The economic analysis assessed the incremental cost-effectiveness of the offer of health coaching compared with usual care from the perspective of the NHS. EQ-5D-5L data were combined with in-hospital mortality information from the secondary care utilisation data, applying a utility value of 0 upon death. Quality-adjusted life years (QALYs) were calculated using the area under the curve method assuming linear extrapolation of utility between time points. QALYs in the second year of the trial were discounted at an annual rate of 3.5% as specified by NICE [
56].
Intervention costs were estimated combining the cost of training and supervision, written materials and delivery of the health coaching sessions. The intervention was offered to all participants selected, although only 189 received at least one call. Only patients receiving at least one call were assigned treatment costs, and the intervention costs were therefore estimated based on these 189 participants.
Patient-level resource utilisation data were combined with relevant unit cost data for the price year 2014–2015 to calculate total costs. Unit costs not available for this price year were inflated to 2014/2015 prices using the consumer price index [
57]. Costs occurring in the second year were discounted at a rate of 3.5% [
56]. Unit cost figures were sourced from the Personal Social Services Research Unit’s unit costs of Health and Social Care 2015 and national NHS Reference Costs [
58,
59].
Follow-up questionnaire completion dates were missing in a small number of cases (
n = 2).

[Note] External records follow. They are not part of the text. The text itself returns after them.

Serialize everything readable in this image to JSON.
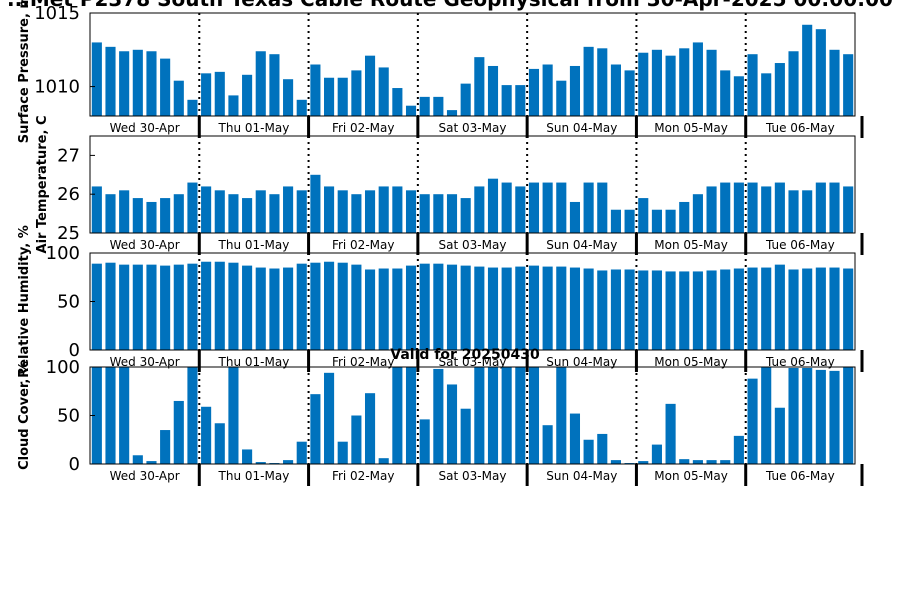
{
  "title": "...Met P2378 South Texas Cable Route Geophysical from 30-Apr-2025 00:00:00",
  "valid_label": "Valid for 20250430",
  "colors": {
    "bar": "#0072BD",
    "axis": "#000000"
  },
  "chart_data": [
    {
      "type": "bar",
      "ylabel": "Surface Pressure, mb",
      "ylim": [
        1008,
        1015
      ],
      "yticks": [
        1010,
        1015
      ],
      "day_labels": [
        "Wed 30-Apr",
        "Thu 01-May",
        "Fri 02-May",
        "Sat 03-May",
        "Sun 04-May",
        "Mon 05-May",
        "Tue 06-May"
      ],
      "values": [
        1013.0,
        1012.7,
        1012.4,
        1012.5,
        1012.4,
        1011.9,
        1010.4,
        1009.1,
        1010.9,
        1011.0,
        1009.4,
        1010.8,
        1012.4,
        1012.2,
        1010.5,
        1009.1,
        1011.5,
        1010.6,
        1010.6,
        1011.1,
        1012.1,
        1011.3,
        1009.9,
        1008.7,
        1009.3,
        1009.3,
        1008.4,
        1010.2,
        1012.0,
        1011.4,
        1010.1,
        1010.1,
        1011.2,
        1011.5,
        1010.4,
        1011.4,
        1012.7,
        1012.6,
        1011.5,
        1011.1,
        1012.3,
        1012.5,
        1012.1,
        1012.6,
        1013.0,
        1012.5,
        1011.1,
        1010.7,
        1012.2,
        1010.9,
        1011.6,
        1012.4,
        1014.2,
        1013.9,
        1012.5,
        1012.2
      ]
    },
    {
      "type": "bar",
      "ylabel": "Air Temperature, C",
      "ylim": [
        25,
        27.5
      ],
      "yticks": [
        25,
        26,
        27
      ],
      "day_labels": [
        "Wed 30-Apr",
        "Thu 01-May",
        "Fri 02-May",
        "Sat 03-May",
        "Sun 04-May",
        "Mon 05-May",
        "Tue 06-May"
      ],
      "values": [
        26.2,
        26.0,
        26.1,
        25.9,
        25.8,
        25.9,
        26.0,
        26.3,
        26.2,
        26.1,
        26.0,
        25.9,
        26.1,
        26.0,
        26.2,
        26.1,
        26.5,
        26.2,
        26.1,
        26.0,
        26.1,
        26.2,
        26.2,
        26.1,
        26.0,
        26.0,
        26.0,
        25.9,
        26.2,
        26.4,
        26.3,
        26.2,
        26.3,
        26.3,
        26.3,
        25.8,
        26.3,
        26.3,
        25.6,
        25.6,
        25.9,
        25.6,
        25.6,
        25.8,
        26.0,
        26.2,
        26.3,
        26.3,
        26.3,
        26.2,
        26.3,
        26.1,
        26.1,
        26.3,
        26.3,
        26.2
      ]
    },
    {
      "type": "bar",
      "ylabel": "Relative Humidity, %",
      "ylim": [
        0,
        100
      ],
      "yticks": [
        0,
        50,
        100
      ],
      "day_labels": [
        "Wed 30-Apr",
        "Thu 01-May",
        "Fri 02-May",
        "Sat 03-May",
        "Sun 04-May",
        "Mon 05-May",
        "Tue 06-May"
      ],
      "values": [
        89,
        90,
        88,
        88,
        88,
        87,
        88,
        89,
        91,
        91,
        90,
        87,
        85,
        84,
        85,
        89,
        90,
        91,
        90,
        88,
        83,
        84,
        84,
        87,
        89,
        89,
        88,
        87,
        86,
        85,
        85,
        86,
        87,
        86,
        86,
        85,
        84,
        82,
        83,
        83,
        82,
        82,
        81,
        81,
        81,
        82,
        83,
        84,
        85,
        85,
        88,
        83,
        84,
        85,
        85,
        84
      ]
    },
    {
      "type": "bar",
      "ylabel": "Cloud Cover, %",
      "ylim": [
        0,
        100
      ],
      "yticks": [
        0,
        50,
        100
      ],
      "day_labels": [
        "Wed 30-Apr",
        "Thu 01-May",
        "Fri 02-May",
        "Sat 03-May",
        "Sun 04-May",
        "Mon 05-May",
        "Tue 06-May"
      ],
      "values": [
        100,
        100,
        100,
        9,
        3,
        35,
        65,
        100,
        59,
        42,
        100,
        15,
        2,
        1,
        4,
        23,
        72,
        94,
        23,
        50,
        73,
        6,
        100,
        100,
        46,
        98,
        82,
        57,
        100,
        100,
        100,
        100,
        100,
        40,
        100,
        52,
        25,
        31,
        4,
        1,
        3,
        20,
        62,
        5,
        4,
        4,
        4,
        29,
        88,
        100,
        58,
        99,
        99,
        97,
        96,
        100
      ]
    }
  ]
}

In these instances, dates were imputed using the mean length of time between baseline and follow-up for the sample for the purpose of QALY and cost calculations. Missing information on age and gender were sourced from the linked hospital administrative data, where available (gender
n = 6, age
n = 35). For the remaining individuals with missing age (
n = 30) or missing baseline EQ-5D-5L (
n = 29), mean imputation was used to ensure independence from treatment allocation [
60].
For missing EQ-5D-5L and resource use data, we used multiple imputation by chained equations (ICE) to generate 50 imputed datasets assuming the data were missing at random. The independent variables specified in the imputation models were age, gender, treatment arm and baseline EQ-5D-5L. To account for non-normality, predictive mean matching was used which forces imputations to only take values observed in the original dataset. Multiple imputation (MI) was conducted using Stata’s ICE package, and analysis using Stata’s MI package.

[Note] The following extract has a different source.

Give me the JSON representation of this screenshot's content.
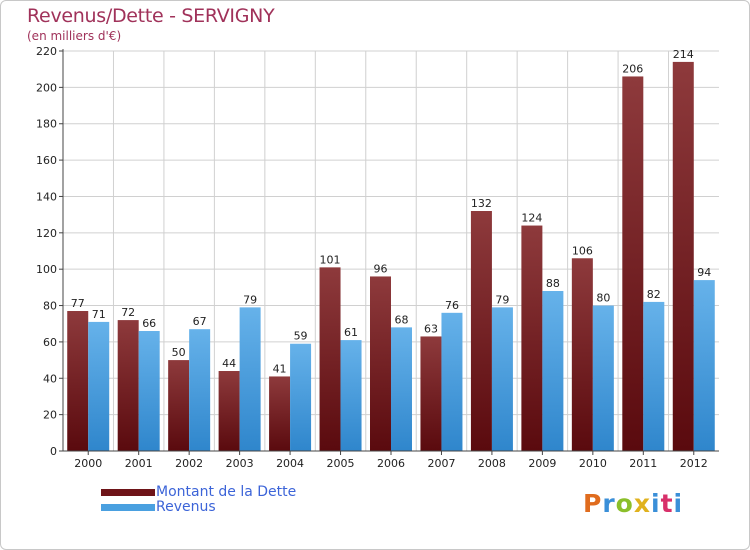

The incremental cost-effectiveness ratio (ICER) was calculated, adjusting for age, gender, and baseline EQ-5D-5L index score [
61]. To assess uncertainty surrounding the estimates and to account for the typically skewed nature of cost data, incremental costs and QALYs were bootstrapped using pairwise bootstrapping with replacement using 10,000 replications. Cost-effectiveness planes plot these 10,000 bootstrap replications of the ICER estimates to illustrate the uncertainty around the point estimate of the ICER in probabilistic terms. Finally, cost-effectiveness acceptability curves (CEACs) were plotted to graphically represent the probability of the intervention being cost-effective across a range of cost-effectiveness thresholds.
The primary economic analysis was based on a comparison on the full sample with MI. A sensitivity analysis was performed using only the complete case sample for which there were no missing data. We also took advantage of the implementation delays to perform a further sensitivity analysis separating the trial period into two parts: baseline to 6 months follow-up, where no treatment had yet been received; and 6 months to 20 months follow-up, where we expect any treatment effects to occur. Stata version 14 was used in the analysis.